Clementine Ford on the grief of losing her mother
As well as being members of the LGBTQ+ community and feminists, and being writers, our host Rosie and Clementine Ford have a big thing in common in that they were both around the same age when they’re mothers suddenly died.
“Your experience of your mother dying so young, at 58, actually resonates with me,” Rosie confesses in her interview with Clementine in Episode 8 of OUTcast Podcast. “My mum died when she was 59 as well, so I know what it’s like to lose your Mum so unexpectedly.”
“I think the hardest parts about that grief were not just becoming a mum myself without the benefit of a mother there, but realising now that I’m 40 and I’m so much closer to her in terms of understanding than I was then,” Clementine shares. “I then just miss out on all this opportunity for discussion, and for learning. And going back to what we said at the start of this episode, about love being knowing yourself, but love also being knowing other people.”

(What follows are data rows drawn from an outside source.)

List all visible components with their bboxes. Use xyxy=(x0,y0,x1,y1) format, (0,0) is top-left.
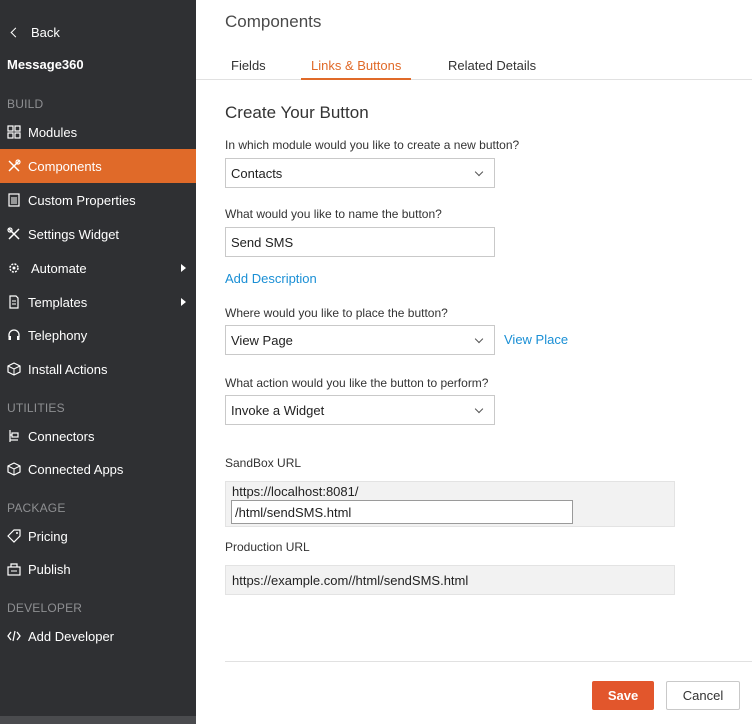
chevron-right-icon xyxy=(181,264,186,272)
modules-icon xyxy=(7,125,21,139)
sidebar-item-templates[interactable]: Templates xyxy=(0,285,196,319)
document-icon xyxy=(7,295,21,309)
sidebar-item-add-developer[interactable]: Add Developer xyxy=(0,619,196,653)
action-select-value: Invoke a Widget xyxy=(231,402,325,418)
sidebar-item-label: Custom Properties xyxy=(28,192,136,208)
box-icon xyxy=(7,362,21,376)
sidebar-item-label: Install Actions xyxy=(28,361,108,377)
back-button[interactable]: Back xyxy=(8,22,60,42)
sidebar: Back Message360 BUILD Modules Components… xyxy=(0,0,196,724)
chevron-left-icon xyxy=(10,27,21,37)
sidebar-scrollbar[interactable] xyxy=(0,716,196,724)
save-button[interactable]: Save xyxy=(592,681,654,710)
tab-links-buttons[interactable]: Links & Buttons xyxy=(301,58,412,80)
sidebar-item-label: Connected Apps xyxy=(28,461,124,477)
place-label: Where would you like to place the button… xyxy=(225,306,448,320)
sidebar-item-label: Pricing xyxy=(28,528,68,544)
tag-icon xyxy=(7,529,21,543)
sidebar-item-connectors[interactable]: Connectors xyxy=(0,419,196,453)
sidebar-item-label: Publish xyxy=(28,561,71,577)
view-place-link[interactable]: View Place xyxy=(504,332,568,347)
code-icon xyxy=(7,629,21,643)
main-content: Components Fields Links & Buttons Relate… xyxy=(196,0,752,724)
sidebar-item-pricing[interactable]: Pricing xyxy=(0,519,196,553)
cancel-button[interactable]: Cancel xyxy=(666,681,740,710)
chevron-down-icon xyxy=(474,167,484,177)
publish-icon xyxy=(7,562,21,576)
headset-icon xyxy=(7,328,21,342)
production-url-field: https://example.com//html/sendSMS.html xyxy=(225,565,675,595)
cube-icon xyxy=(7,462,21,476)
sidebar-item-label: Components xyxy=(28,158,102,174)
sidebar-item-telephony[interactable]: Telephony xyxy=(0,318,196,352)
chevron-right-icon xyxy=(181,298,186,306)
footer-divider xyxy=(225,661,752,662)
module-select[interactable]: Contacts xyxy=(225,158,495,188)
section-developer: DEVELOPER xyxy=(7,601,83,615)
sandbox-url-label: SandBox URL xyxy=(225,456,302,470)
tab-related-details[interactable]: Related Details xyxy=(448,58,536,80)
action-select[interactable]: Invoke a Widget xyxy=(225,395,495,425)
chevron-down-icon xyxy=(474,404,484,414)
production-url-label: Production URL xyxy=(225,540,310,554)
connector-icon xyxy=(7,429,21,443)
tools-icon xyxy=(7,159,21,173)
sidebar-item-label: Connectors xyxy=(28,428,95,444)
sidebar-item-label: Telephony xyxy=(28,327,88,343)
module-label: In which module would you like to create… xyxy=(225,138,520,152)
sidebar-item-modules[interactable]: Modules xyxy=(0,115,196,149)
place-select-value: View Page xyxy=(231,332,293,348)
gear-icon xyxy=(7,261,21,275)
sidebar-item-automate[interactable]: Automate xyxy=(0,251,196,285)
sidebar-item-connected-apps[interactable]: Connected Apps xyxy=(0,452,196,486)
app-name: Message360 xyxy=(7,57,84,72)
sidebar-item-install-actions[interactable]: Install Actions xyxy=(0,352,196,386)
tab-fields[interactable]: Fields xyxy=(231,58,266,80)
sidebar-item-label: Modules xyxy=(28,124,78,140)
page-title: Components xyxy=(225,12,322,31)
form-title: Create Your Button xyxy=(225,103,369,122)
sandbox-url-field: https://localhost:8081/ /html/sendSMS.ht… xyxy=(225,481,675,527)
sidebar-item-label: Add Developer xyxy=(28,628,114,644)
back-label: Back xyxy=(31,24,60,40)
section-package: PACKAGE xyxy=(7,501,66,515)
wrench-icon xyxy=(7,227,21,241)
place-select[interactable]: View Page xyxy=(225,325,495,355)
sidebar-item-custom-properties[interactable]: Custom Properties xyxy=(0,183,196,217)
section-utilities: UTILITIES xyxy=(7,401,65,415)
production-url-value: https://example.com//html/sendSMS.html xyxy=(232,572,469,588)
sandbox-path-input[interactable]: /html/sendSMS.html xyxy=(231,500,573,524)
building-icon xyxy=(7,193,21,207)
sidebar-item-components[interactable]: Components xyxy=(0,149,196,183)
sandbox-path-value: /html/sendSMS.html xyxy=(235,504,352,520)
button-name-value: Send SMS xyxy=(231,234,294,250)
tab-bar: Fields Links & Buttons Related Details xyxy=(196,55,752,80)
action-label: What action would you like the button to… xyxy=(225,376,489,390)
chevron-down-icon xyxy=(474,334,484,344)
sidebar-item-label: Settings Widget xyxy=(28,226,120,242)
sidebar-item-publish[interactable]: Publish xyxy=(0,552,196,586)
module-select-value: Contacts xyxy=(231,165,283,181)
sidebar-item-settings-widget[interactable]: Settings Widget xyxy=(0,217,196,251)
button-name-input[interactable]: Send SMS xyxy=(225,227,495,257)
sidebar-item-label: Automate xyxy=(31,260,87,276)
sidebar-item-label: Templates xyxy=(28,294,88,310)
sandbox-url-base: https://localhost:8081/ xyxy=(232,484,359,499)
add-description-link[interactable]: Add Description xyxy=(225,271,317,286)
section-build: BUILD xyxy=(7,97,44,111)
name-label: What would you like to name the button? xyxy=(225,207,442,221)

Clementine continues: “I loved my mother so much, but I was never able to have the opportunity to really know her. Obviously I knew her as my mum, and I know lots of stories about her, but there’s a layer to her that will just be forever out of my reach.”
‘The thing about grief is it knows what I did and it knows what I did not say’
“The musician Clare Bowditch, who’s a musician over here in Australia, has a beautiful song called ‘The Thing About Grief.’ And she sings, ‘The thing about grief is it knows what I did and it knows what I did not say. And it’s sentenced me to a long long lifetime of excavating the things this little head of mine cannot yet understand.’”
Rosie and Clementine continue to ponder the hope that’s contained in experiencing love in spite of loss, and the beauty of humanity’s capacity for love.
“I am made relentlessly hopeful by the fact that we keep trying,” Clementine muses. “We keep trying, even when things haven’t worked out, whatever it might be, we remain in a constant state of trying. I think that’s one of the most beautiful things about humans.”
There’s an old adage that the definition of insanity is doing the same thing over and over, and expecting a different result.
“I actually think that when it comes to love, and doing the same thing over and over, and expecting a different result – but still trying anyway – is one of the most beautiful things I can think of,” Clementine concludes.
Absolutely. Here’s to love.
This episode of OUTcast Podcast is dedicated to the memory of Sue Pentreath (1958-2018).